# Handling unknown scale in structure from motion initialization

I am trying to establish a structure from motion pipeline, and am struggling a bit regarding the initialization/bootstrapping of such a system, more specifically how to handle ambiguous scale differences between image pairs.

My goal is to generate input information for e.g. cvsba (http://www.uco.es/investiga/grupos/av...), for further refinement. Required input is the following:

- Initial intrinsic/extrinsic calibrations for all cameras.
- Image positions and corresponding initial 3D locations.

For simplicity say I have 3 overlapping images of an object. I know the intrinsic calibration (roughly). Image #1 overlaps Image #2, Image #2 overlaps Image #3. Camera undergoes general motion.

To initialize the system, I have done the following:

- Find (sparse) correspondences between #1 and #2 using keypoint matching.
- Compute essential matrix between #1 and #2 (using findEssentialMatrix(...)).
- Recover extrinsic calibration of camera 2 (assuming camera 1 is at origo using recoverPose(...) ).
- Triangulate all the correspondences using projective matrices of camera #1 and camera #2 (using triangulatePoints(...)

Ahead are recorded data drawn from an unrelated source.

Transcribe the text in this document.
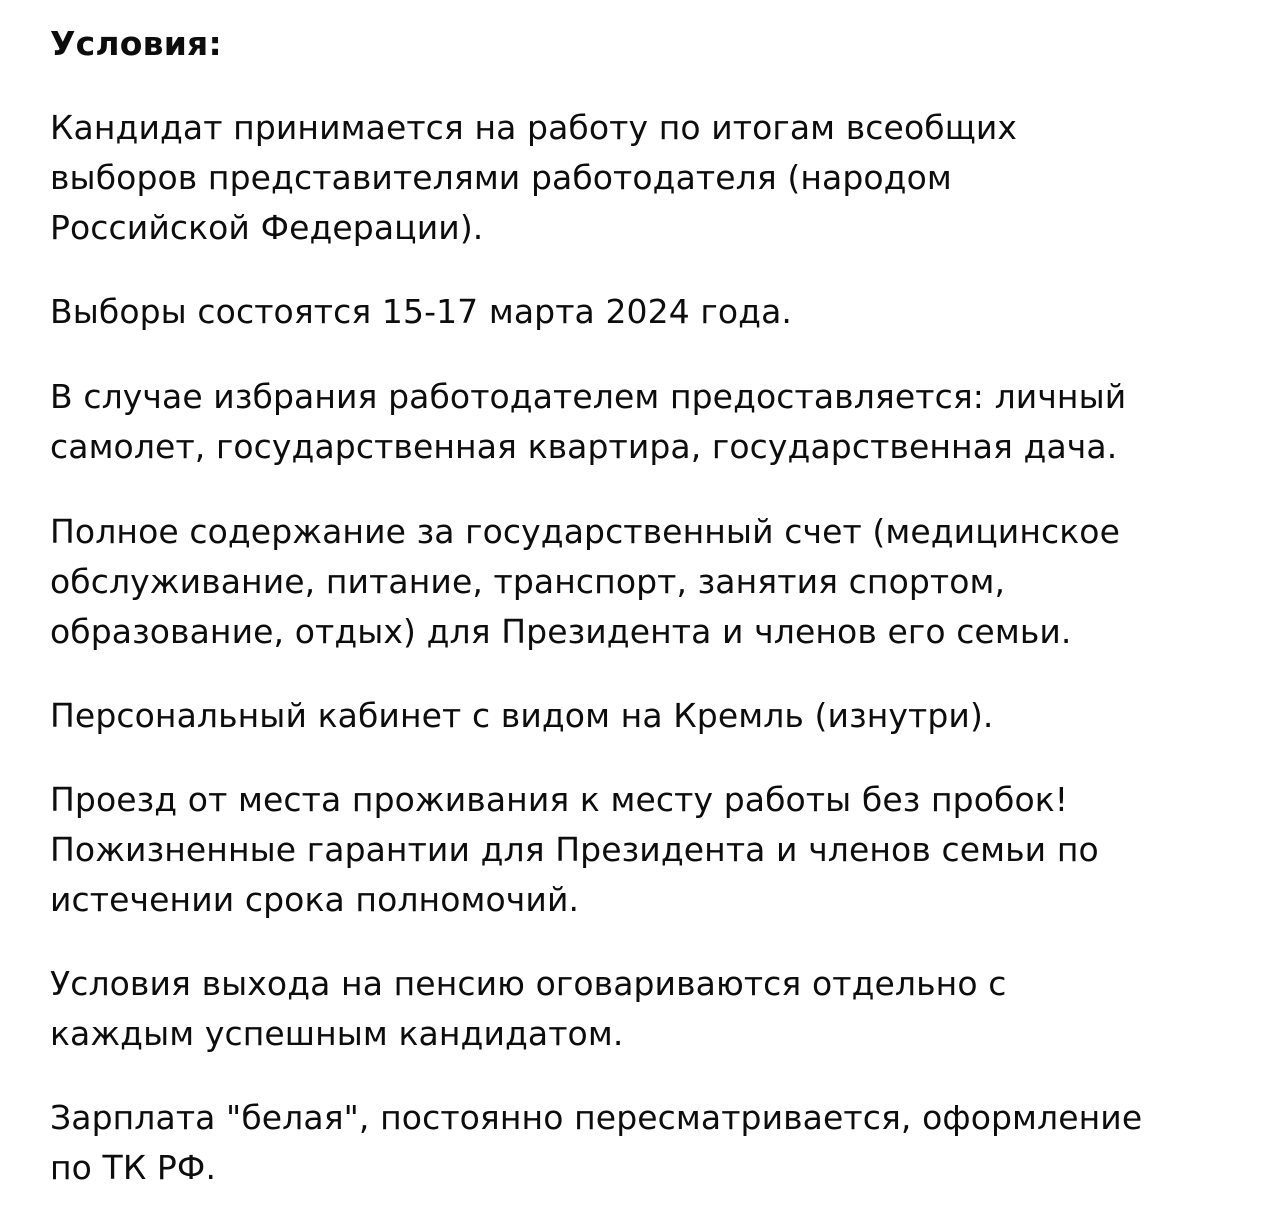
Условия:

Кандидат принимается на работу по итогам всеобщих
выборов представителями работодателя (народом
Российской Федерации).

Выборы состоятся 15-17 марта 2024 года.

В случае избрания работодателем предоставляется: личный
самолет, государственная квартира, государственная дача.

Полное содержание за государственный счет (медицинское
обслуживание, питание, транспорт, занятия спортом,
образование, отдых) для Президента и членов его семьи.

Персональный кабинет с видом на Кремль (изнутри).

Проезд от места проживания к месту работы без пробок!
Пожизненные гарантии для Президента и членов семьи по
истечении срока полномочий.

Условия выхода на пенсию оговариваются отдельно с
каждым успешным кандидатом.

Зарплата "белая", постоянно пересматривается, оформление
по ТК РФ.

Then I repeat the procedure for the correspondences between #2 and #3. The problem is step 3 as the extrinsic camera translation is only recovered up-to an unknown scale, meaning that the triangulated points from step 4 are not comparable to the 3D points i triangulated in the first iteration. It seems I need to apply a scaling somewhere, but am unsure how approach this.